Let us move on. If we look at the Assumption, it is not possible to draw any conclusion other than that Our Lady lived a life of the greatest virtue and holiness, and for this was worthy to be taken into heaven. Had she sinned, this would not have been possible, for she would not have been an example of her own Son’s teaching. And in this the Assumption is a type or pattern for all humanity. If we too live as virtuously as possible and in the greatest holiness we can, we may be able to hope that we too will be saved. We cannot match Our Lady for purity and love, so we cannot expect to be assumed into heaven. But the type of thing which Our Lord did for her, He may, in His infinite mercy, do for us, as well. So, if we lose the teaching of the Assumption, we lose the reward of virtue and the punishment of evil. Again, those groups which have lost the Assumption have started to lose their faith in eternal reward and eternal punishment, which means in eternal justice. And if there is no eternal justice, then God is not God. He is well-intentioned, but weak (or else a tyrant). And so the whole of the faith disintegrates.

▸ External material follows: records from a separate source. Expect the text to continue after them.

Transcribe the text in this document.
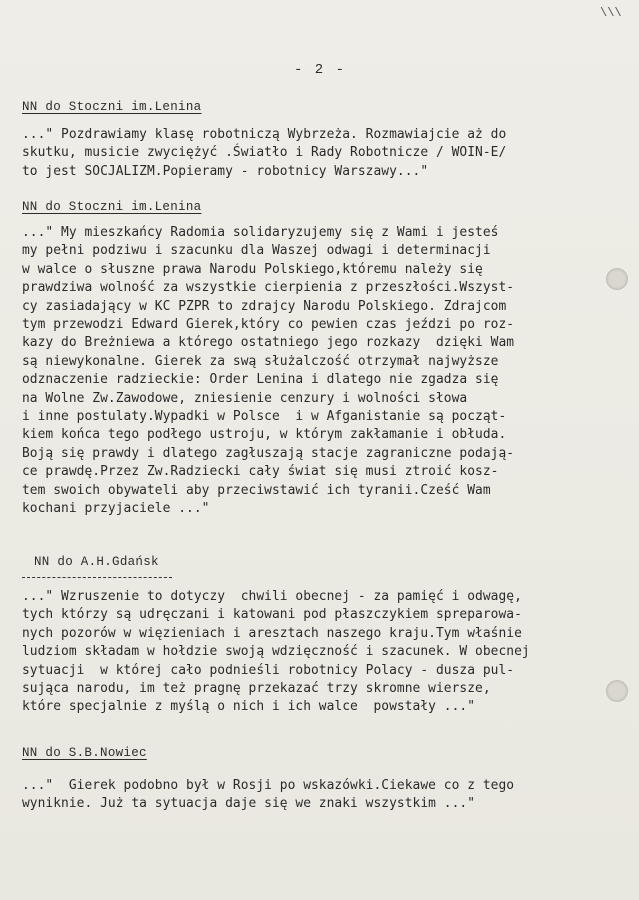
\\\
- 2 -
NN do Stoczni im.Lenina
..." Pozdrawiamy klasę robotniczą Wybrzeża. Rozmawiajcie aż do
skutku, musicie zwyciężyć .Światło i Rady Robotnicze / WOIN-E/
to jest SOCJALIZM.Popieramy - robotnicy Warszawy..."
NN do Stoczni im.Lenina
..." My mieszkańcy Radomia solidaryzujemy się z Wami i jesteś
my pełni podziwu i szacunku dla Waszej odwagi i determinacji
w walce o słuszne prawa Narodu Polskiego,któremu należy się
prawdziwa wolność za wszystkie cierpienia z przeszłości.Wszyst-
cy zasiadający w KC PZPR to zdrajcy Narodu Polskiego. Zdrajcom
tym przewodzi Edward Gierek,który co pewien czas jeździ po roz-
kazy do Breżniewa a którego ostatniego jego rozkazy  dzięki Wam
są niewykonalne. Gierek za swą służalczość otrzymał najwyższe
odznaczenie radzieckie: Order Lenina i dlatego nie zgadza się
na Wolne Zw.Zawodowe, zniesienie cenzury i wolności słowa
i inne postulaty.Wypadki w Polsce  i w Afganistanie są począt-
kiem końca tego podłego ustroju, w którym zakłamanie i obłuda.
Boją się prawdy i dlatego zagłuszają stacje zagraniczne podają-
ce prawdę.Przez Zw.Radziecki cały świat się musi ztroić kosz-
tem swoich obywateli aby przeciwstawić ich tyranii.Cześć Wam
kochani przyjaciele ..."
NN do A.H.Gdańsk
..." Wzruszenie to dotyczy  chwili obecnej - za pamięć i odwagę,
tych którzy są udręczani i katowani pod płaszczykiem spreparowa-
nych pozorów w więzieniach i aresztach naszego kraju.Tym właśnie
ludziom składam w hołdzie swoją wdzięczność i szacunek. W obecnej
sytuacji  w której cało podnieśli robotnicy Polacy - dusza pul-
sująca narodu, im też pragnę przekazać trzy skromne wiersze,
które specjalnie z myślą o nich i ich walce  powstały ..."
NN do S.B.Nowiec
..."  Gierek podobno był w Rosji po wskazówki.Ciekawe co z tego
wyniknie. Już ta sytuacja daje się we znaki wszystkim ..."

In both Eastern and Western Churches, many more connections between Our Lady and the faith are made by typology. We all see Our Lady as the second Eve. As St Jacob of Serugh states: “The second Eve gave birth to Life, among mortals; she wiped clean the bill of debt incurred by Eve her mother. The child (Mary) gave her hand to help her aged mother (Eve) who lay prostrate; she raised her up from the Fall that the serpent had effected. It was the daughter (Mary) who wove the robe of glory and gave it to her father (Adam) …” (trans. S. Brock).
Yes, if we celebrate the Assumption with devotion and understanding, I do not think we can lose our faith in her as Mother of God, in the Incarnation, in the true divinity and humanity of the Lord, and in His teachings, the necessity to follow His commandments, and the justice and goodness of God Almighty. I have not had space to draw other more directly spiritual lessons from this Feast, but God willing, I shall do so in the future; for as stated, the faith is one garment, an organic, coherent, and splendid unity: like the light of an infinite sun which illumines all that has been, is, and ever shall be.